How do you foresee nadofaragene being integrated into standard clinical practice for NMIBC?
The [American Urological Association] has included nadofaragene as an option for patients with BCG-unresponsive disease. It is another drug in the menu of options that we can offer our patients. I still think that radical cystectomy offers the best opportunity for cure for patients with this condition. When I am in the clinic, I still discuss that as sort of the first option for those patients. But as you know, many patients either are unable or unwilling to undergo cystectomy for various reasons, such as medical comorbidities, or for concerns over quality of life, etc. As a result, it is nice to have this drug available in addition to some of the other ones.
Other things that we discuss are intravesical gemcitabine/chemotherapy, gemcitabine, docetaxel, and chemotherapy. There are trials looking at that. Pembrolizumab [Keytruda] is discussed as well, and there are several drugs that are now available in this space that we go over with our patients so that they can choose in an informed way. With nadofaragene, the big advantage, in my mind or at least in the way I present it to patients, is that from a dosing perspective, it is convenient in that it is once every 3 months. That is why a lot of patients find it favorable. It is delivered through the bladder and delivered in the bladder so they can avoid some of the systemic [adverse] effects that you might otherwise see. For those reasons, patients find it appealing. But there are some logistical issues that you have to deal with in terms of freezers and things like that when setting your office up to be able to give it. It is also expensive. That is something that we have to think about with all of these new therapies, the cost of these drugs and how our patients and the healthcare system have to bear that burden.

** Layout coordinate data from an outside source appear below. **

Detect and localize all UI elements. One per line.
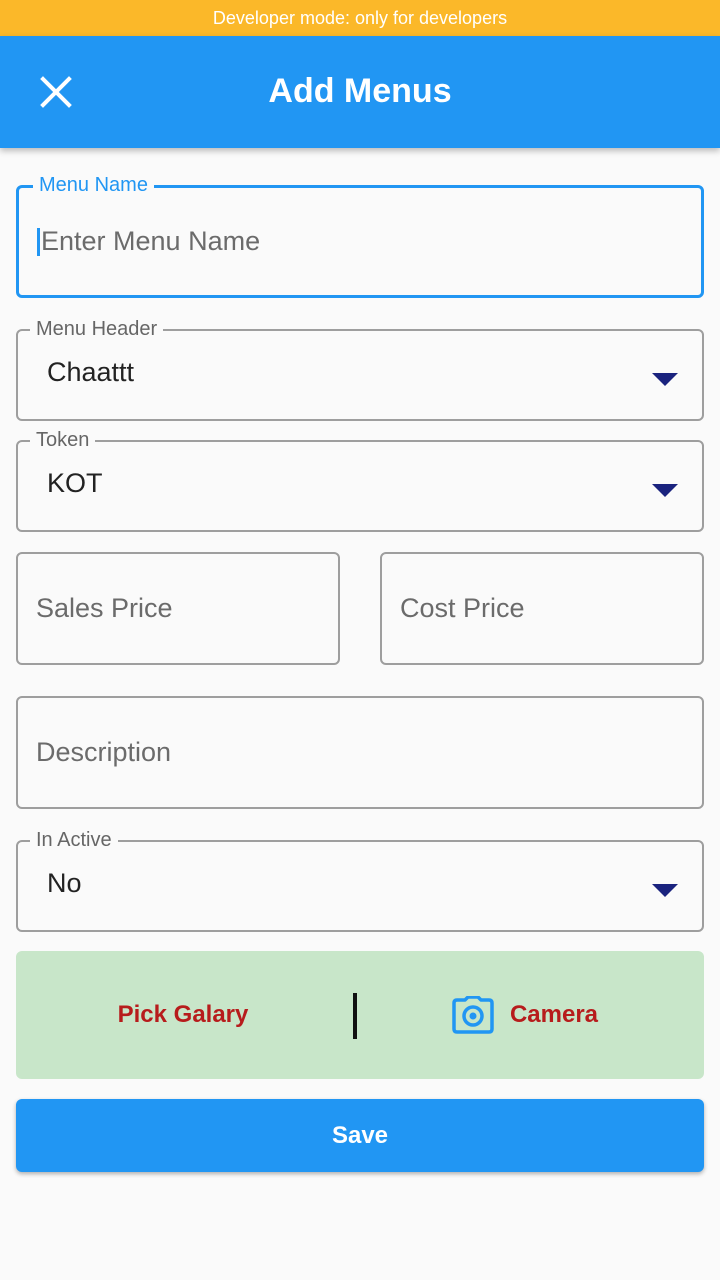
close-icon — [40, 76, 72, 108]
sales-price-field[interactable]: Sales Price — [16, 552, 340, 665]
dropdown-arrow-icon — [652, 884, 678, 897]
menu-name-placeholder: Enter Menu Name — [41, 226, 261, 256]
menu-header-label: Menu Header — [30, 317, 164, 341]
pick-gallery-button[interactable]: Pick Galary — [16, 951, 350, 1079]
description-placeholder: Description — [36, 737, 172, 767]
cost-price-placeholder: Cost Price — [400, 593, 525, 623]
cost-price-field[interactable]: Cost Price — [380, 552, 704, 665]
text-cursor — [37, 227, 40, 256]
camera-button[interactable]: Camera — [360, 951, 690, 1079]
token-dropdown[interactable]: Token KOT — [16, 428, 704, 532]
sales-price-placeholder: Sales Price — [36, 593, 173, 623]
close-button[interactable] — [28, 64, 84, 120]
image-picker: Pick Galary Camera — [16, 951, 704, 1079]
menu-header-dropdown[interactable]: Menu Header Chaattt — [16, 317, 704, 421]
in-active-value: No — [47, 868, 82, 898]
menu-name-input[interactable]: Enter Menu Name — [37, 188, 260, 295]
save-label: Save — [331, 1121, 389, 1149]
page-title: Add Menus — [268, 72, 452, 110]
in-active-dropdown[interactable]: In Active No — [16, 828, 704, 932]
menu-header-value: Chaattt — [47, 357, 135, 387]
menu-name-field[interactable]: Menu Name Enter Menu Name — [16, 173, 704, 298]
developer-mode-text: Developer mode: only for developers — [212, 8, 508, 28]
token-value: KOT — [47, 468, 103, 498]
picker-divider — [353, 993, 357, 1039]
dropdown-arrow-icon — [652, 484, 678, 497]
camera-label: Camera — [509, 1001, 599, 1028]
in-active-label: In Active — [30, 828, 118, 852]
developer-mode-banner: Developer mode: only for developers — [0, 0, 720, 36]
pick-gallery-label: Pick Galary — [117, 1001, 249, 1028]
token-label: Token — [30, 428, 96, 452]
app-bar: Add Menus — [0, 36, 720, 148]
dropdown-arrow-icon — [652, 373, 678, 386]
description-field[interactable]: Description — [16, 696, 704, 809]
camera-icon — [452, 996, 494, 1034]
save-button[interactable]: Save — [16, 1099, 704, 1172]
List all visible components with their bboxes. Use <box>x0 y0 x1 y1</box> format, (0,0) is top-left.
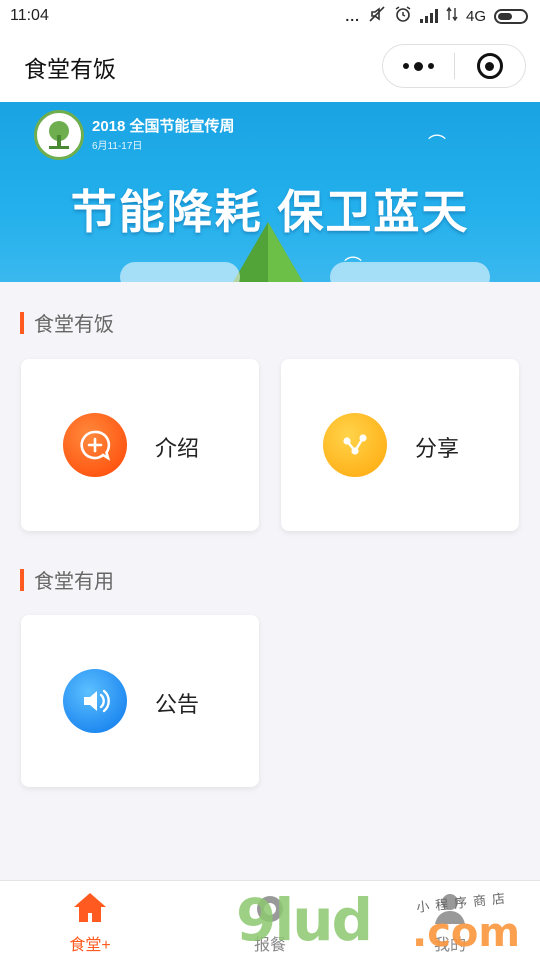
tab-label: 我的 <box>433 937 466 954</box>
speaker-icon <box>63 669 127 733</box>
intro-label: 介绍 <box>155 436 200 461</box>
status-icons: ... 4G <box>345 5 528 27</box>
section-header: 食堂有用 <box>20 565 114 594</box>
bird-icon: ⌒ <box>344 256 362 276</box>
section-header: 食堂有饭 <box>20 308 114 337</box>
nav-bar: 食堂有饭 <box>0 32 540 102</box>
share-icon <box>323 413 387 477</box>
close-mini-program-button[interactable] <box>455 45 526 87</box>
tab-bar: 食堂+ 报餐 我的 <box>0 880 540 960</box>
banner-date-text: 6月11-17日 <box>92 141 143 152</box>
banner-year-text: 2018 全国节能宣传周 <box>92 118 235 135</box>
more-menu-button[interactable] <box>383 45 454 87</box>
mute-icon <box>368 5 386 27</box>
order-icon <box>251 889 289 927</box>
tab-profile[interactable]: 我的 <box>360 881 540 960</box>
page-title: 食堂有饭 <box>24 56 116 82</box>
tab-label: 报餐 <box>253 937 286 954</box>
intro-card[interactable]: 介绍 <box>21 359 259 531</box>
section-title: 食堂有饭 <box>34 314 114 336</box>
tab-canteen[interactable]: 食堂+ <box>0 881 180 960</box>
announcement-card[interactable]: 公告 <box>21 615 259 787</box>
announcement-label: 公告 <box>155 692 200 717</box>
banner-image[interactable]: 2018 全国节能宣传周 6月11-17日 节能降耗 保卫蓝天 ⌒ ⌒ <box>0 102 540 282</box>
tree-logo-icon <box>49 121 69 149</box>
energy-week-logo <box>34 110 84 160</box>
notification-dots-icon: ... <box>345 8 360 24</box>
tent-shape-highlight <box>268 222 304 282</box>
section-accent-bar <box>20 568 24 591</box>
target-circle-icon <box>476 53 503 79</box>
status-bar: 11:04 ... 4G <box>0 0 540 32</box>
chat-plus-icon <box>63 413 127 477</box>
tab-order-meal[interactable]: 报餐 <box>180 881 360 960</box>
user-icon <box>431 889 469 927</box>
alarm-icon <box>394 5 412 27</box>
network-type: 4G <box>465 7 486 25</box>
home-icon <box>71 889 109 927</box>
signal-icon <box>419 9 438 23</box>
section-accent-bar <box>20 311 24 334</box>
data-transfer-icon <box>446 6 458 26</box>
share-label: 分享 <box>415 436 460 461</box>
status-time: 11:04 <box>10 7 49 24</box>
share-card[interactable]: 分享 <box>281 359 519 531</box>
tab-label: 食堂+ <box>69 937 111 954</box>
battery-icon <box>494 8 528 24</box>
more-dots-icon <box>402 61 434 71</box>
cloud-shape <box>120 262 240 282</box>
mini-program-capsule <box>382 44 526 88</box>
section-title: 食堂有用 <box>34 571 114 593</box>
bird-icon: ⌒ <box>428 134 446 154</box>
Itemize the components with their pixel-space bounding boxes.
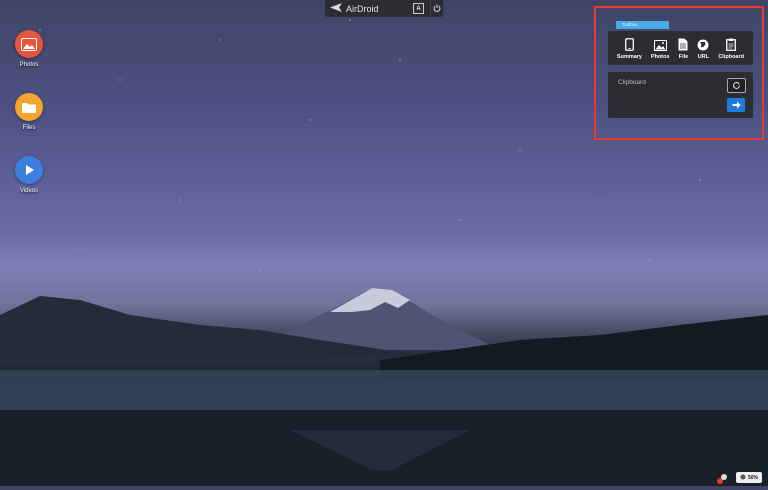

It is an exciting time for those of us who have been kind of involved in this area of research because we are seeing so many new drugs finally being available for our patients. I think there is still a lot of work left to be done. What I tell my patients is that having bladder cancer is 1 of those things where there are a lot of twists and turns, and it is all about coming up with a plan that can help them take them to the next step, whatever path that might be for them. It is nice to see these agents now being available. It is heartening to see a lot of the work that has been done by countless folks. I represent just 1 person amongst all of the coauthors on the project that we presented, and the research that we presented, and credit really goes to all of the participants and patients that that were in the study, and of course, the various investigators across the 33 clinical sites that the trial was run at.